KISS‘ Paul Stanley has said he doesn’t “really see a reason” for the rock icons to deliver any new music before they finally call it a day when their farewell tour comes to an end.
The band’s last album came in 2012’s ‘Monster’, but new music has failed to materialise since then.
Instead, Stanley is focusing on releasing the debut album from his ‘Soul Station’ side-project, and says it is unlikely that KISS fans will hear anything from the band before their ‘End Of The Road’ tour comes to a close.
“I don’t really see a reason for it, to be quite honest. For the most part, when classic bands put out new albums, they’re looked at and listened to and thrown away because they don’t have the gravitas, they don’t have the age that comes with something being a time capsule or being attached to a certain period of your life,” he told USA Today.

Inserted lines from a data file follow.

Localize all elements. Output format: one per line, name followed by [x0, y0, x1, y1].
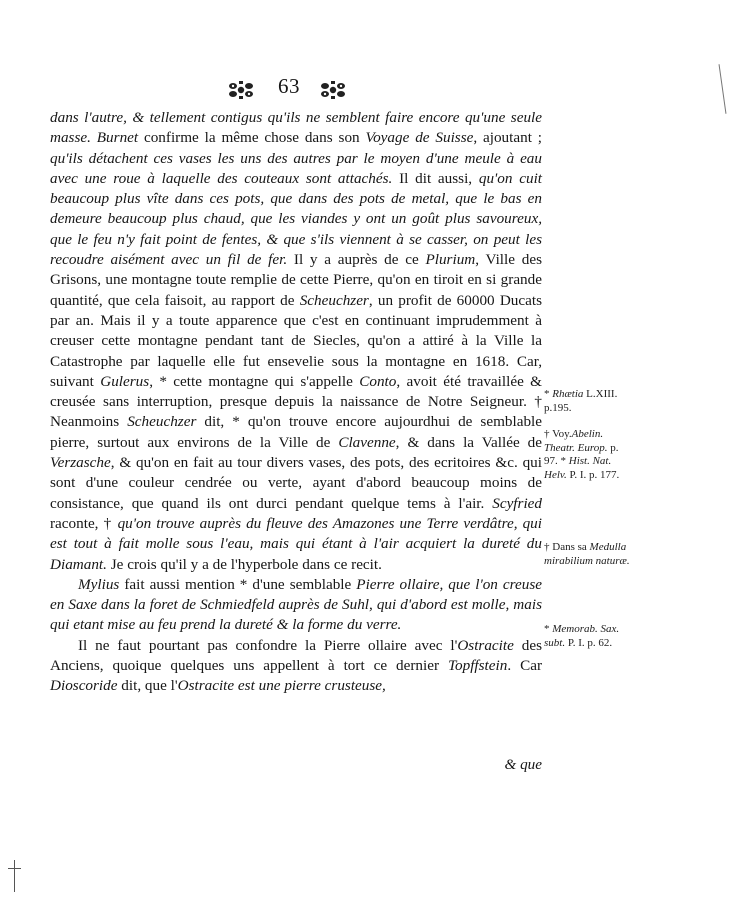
page-number: 63: [278, 74, 300, 98]
italic-run: Scheuchzer: [127, 413, 197, 431]
text-run: Il ne faut pourtant pas confondre la Pierre ollaire avec l': [78, 636, 458, 654]
italic-run: qu'ils détachent ces vases les uns des autres par le moyen d'une meule à eau avec une roue à laquelle des couteaux sont attachés.: [50, 149, 542, 187]
italic-run: Pierre ollaire, que l'on creuse en Saxe dans la foret de Schmiedfeld auprès de Suhl, qui d'abord est molle, mais qui etant mise au feu prend la dureté & la forme du verre.: [50, 575, 542, 634]
italic-run: Scyfried: [492, 494, 542, 512]
italic-run: Ostracite: [457, 636, 514, 654]
italic-run: Verzasche: [50, 454, 111, 472]
italic-run: Burnet: [96, 129, 139, 147]
registration-mark: [8, 868, 21, 869]
catchword: & que: [504, 756, 542, 773]
text-run: P. I. p. 62.: [565, 636, 613, 649]
text-run: , un profit de 60000 Ducats par an. Mais il y a toute apparence que c'est en continuant imprudemment à creuser cette montagne pendant tant de Siecles, qu'on a attiré à la Ville la Catastrophe par laquelle elle fut ensevelie sous la montagne en 1618. Car, suivant: [50, 291, 542, 390]
italic-run: Medulla mirabilium naturæ.: [544, 541, 630, 567]
italic-run: Scheuchzer: [299, 291, 369, 309]
margin-note: [544, 541, 634, 568]
italic-run: Hist. Nat. Helv.: [544, 455, 612, 481]
body-text: [50, 108, 542, 697]
italic-run: Memorab. Sax. subt.: [544, 623, 620, 649]
italic-run: Clavenne: [338, 433, 396, 451]
paragraph: [50, 636, 542, 697]
text-run: L.XIII. p.195.: [544, 388, 618, 414]
italic-run: Rhætia: [552, 388, 584, 400]
page-header: [228, 74, 348, 104]
italic-run: Voyage de Suisse: [365, 129, 474, 147]
text-run: fait aussi mention * d'une semblable: [119, 575, 357, 593]
note-mark: *: [544, 388, 550, 400]
text-run: . Car: [507, 657, 543, 675]
registration-mark: [14, 860, 15, 892]
text-run: Il dit aussi,: [392, 169, 479, 187]
text-run: , ajoutant ;: [473, 129, 542, 147]
note-mark: †: [544, 428, 550, 440]
text-run: Voy.: [552, 428, 572, 440]
paragraph: [50, 575, 542, 636]
italic-run: Mylius: [78, 575, 120, 593]
italic-run: qu'on trouve auprès du fleuve des Amazones une Terre verdâtre, qui est tout à fait molle sous l'eau, mais qui étant à l'air acquiert la dureté du Diamant.: [50, 514, 542, 573]
scan-mark: [719, 64, 727, 114]
italic-run: Plurium: [425, 251, 476, 269]
text-run: raconte, †: [50, 514, 118, 532]
paragraph: [50, 108, 542, 575]
note-mark: †: [544, 541, 550, 553]
italic-run: qu'on cuit beaucoup plus vîte dans ces pots, que dans des pots de metal, que le bas en demeure beaucoup plus chaud, que les viandes y ont un goût plus savoureux, que le feu n'y fait point de fentes, & que s'ils viennent à se casser, on peut les recoudre aisément avec un fil de fer.: [50, 169, 543, 269]
italic-run: Gulerus: [100, 372, 150, 390]
text-run: des Anciens, quoique quelques uns appellent à tort ce dernier: [50, 636, 542, 675]
text-run: P. I. p. 177.: [566, 468, 620, 481]
fleuron-ornament-right-icon: [320, 80, 346, 100]
italic-run: dans l'autre, & tellement contigus qu'ils ne semblent faire encore qu'une seule masse.: [50, 109, 542, 147]
text-run: dit, * qu'on trouve encore aujourdhui de semblable pierre, surtout aux environs de la Ville de: [50, 413, 542, 451]
fleuron-ornament-left-icon: [228, 80, 254, 100]
italic-run: Ostracite est une pierre crusteuse,: [177, 677, 386, 695]
text-run: , * cette montagne qui s'appelle: [149, 372, 360, 390]
text-run: , & qu'on en fait au tour divers vases, des pots, des ecritoires &c. qui sont d'une couleur cendrée ou verte, ayant d'abord beaucoup moins de consistance, que quand ils ont durci pendant quelque tems à l'air.: [50, 454, 542, 512]
text-run: , avoit été travaillée & creusée sans interruption, presque depuis la naissance de Notre Seigneur. † Neanmoins: [50, 372, 542, 431]
text-run: Il y a auprès de ce: [287, 251, 426, 269]
text-run: , Ville des Grisons, une montagne toute remplie de cette Pierre, qu'on en tiroit en si grande quantité, que cela faisoit, au rapport de: [50, 251, 542, 309]
margin-note: [544, 388, 634, 415]
italic-run: Abelin. Theatr. Europ.: [544, 428, 608, 454]
text-run: Je crois qu'il y a de l'hyperbole dans ce recit.: [106, 555, 382, 573]
note-mark: *: [544, 623, 550, 635]
text-run: , & dans la Vallée de: [395, 433, 543, 451]
text-run: p. 97. *: [544, 441, 619, 467]
text-run: Dans sa: [552, 541, 590, 553]
margin-note: [544, 428, 634, 482]
text-run: dit, que l': [117, 677, 178, 695]
text-run: confirme la même chose dans son: [138, 129, 366, 147]
italic-run: Topffstein: [447, 657, 508, 675]
margin-note: [544, 623, 634, 650]
italic-run: Dioscoride: [50, 677, 118, 695]
italic-run: Conto: [359, 372, 397, 390]
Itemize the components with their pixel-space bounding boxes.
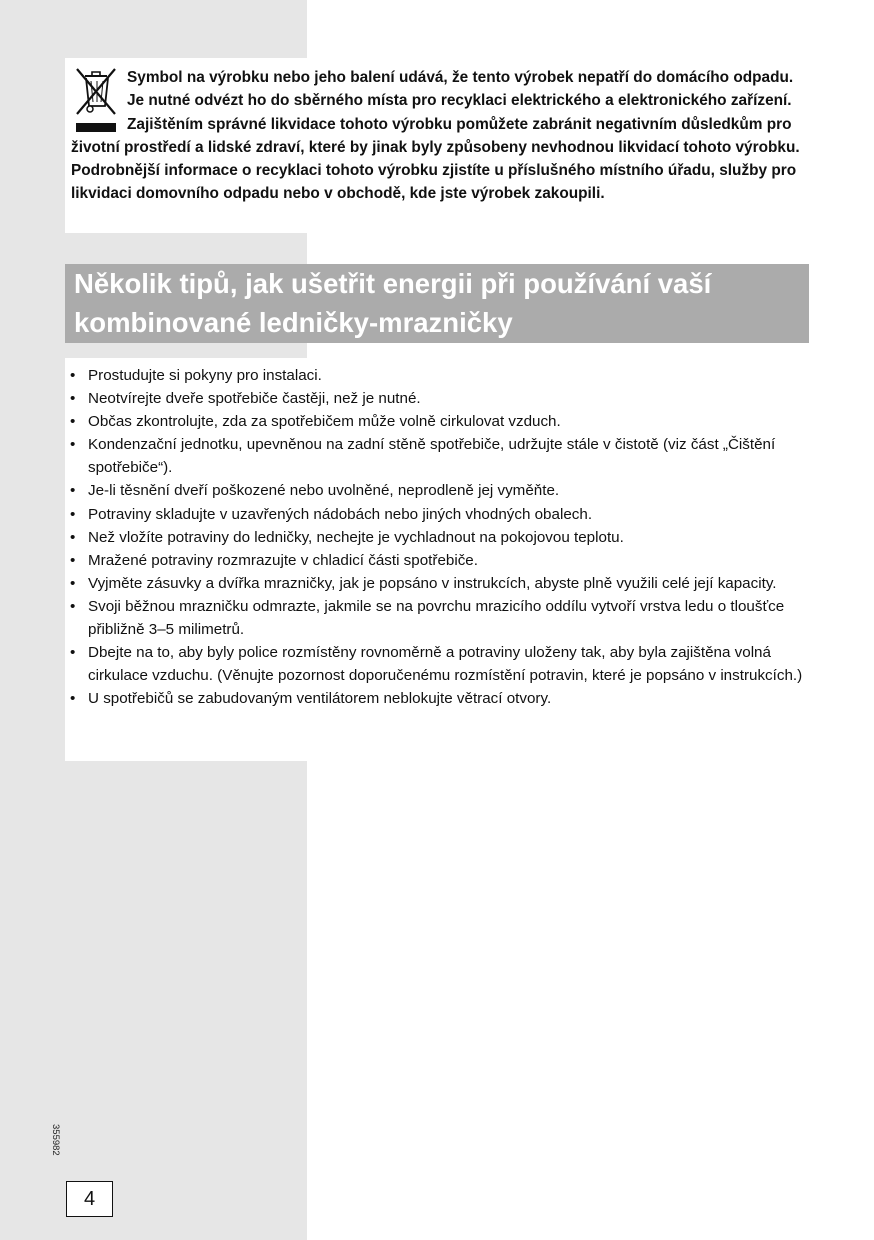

“I’m not alone in that. When you see any classic bands on TV or if there’s a concert video, turn off the sound and I’ll tell you every time they’re playing a new song because the audience sits down.
“So it’s odd to me that people always want you to do a new album, but then they go, ‘That’s great. Now play your hits.’ So honestly, at this point, there isn’t a real reward in it. There’s much more of a reward in changing lanes — I’m still going forward.”
He added: “But in terms of recording more KISS material, I kind of go, ‘Why?’ I thought ‘Modern Day Delilah’ or ‘Hell Or Hallelujah’ were as good as anything I’ve written and as good as anything we recorded, but understandably, it’s like new wine. It just hasn’t aged. So I’d rather not try to roll a stone up the hill.”
Stanley’s comments come after his bandmate, Gene Simmons, previously admitted that he was not “incentivised” to release new music.
“The idea that you work your ass off and then someone with freckles on their face decides they want to download your music and file share — that’s not what I work for,” he said.
Elsewhere, Simmons was recently criticised for accusing young fans of being the culprits for “the death of rock”.
Alice Cooper hit back shortly after, arguing that “Kids are learning hard rock right now”.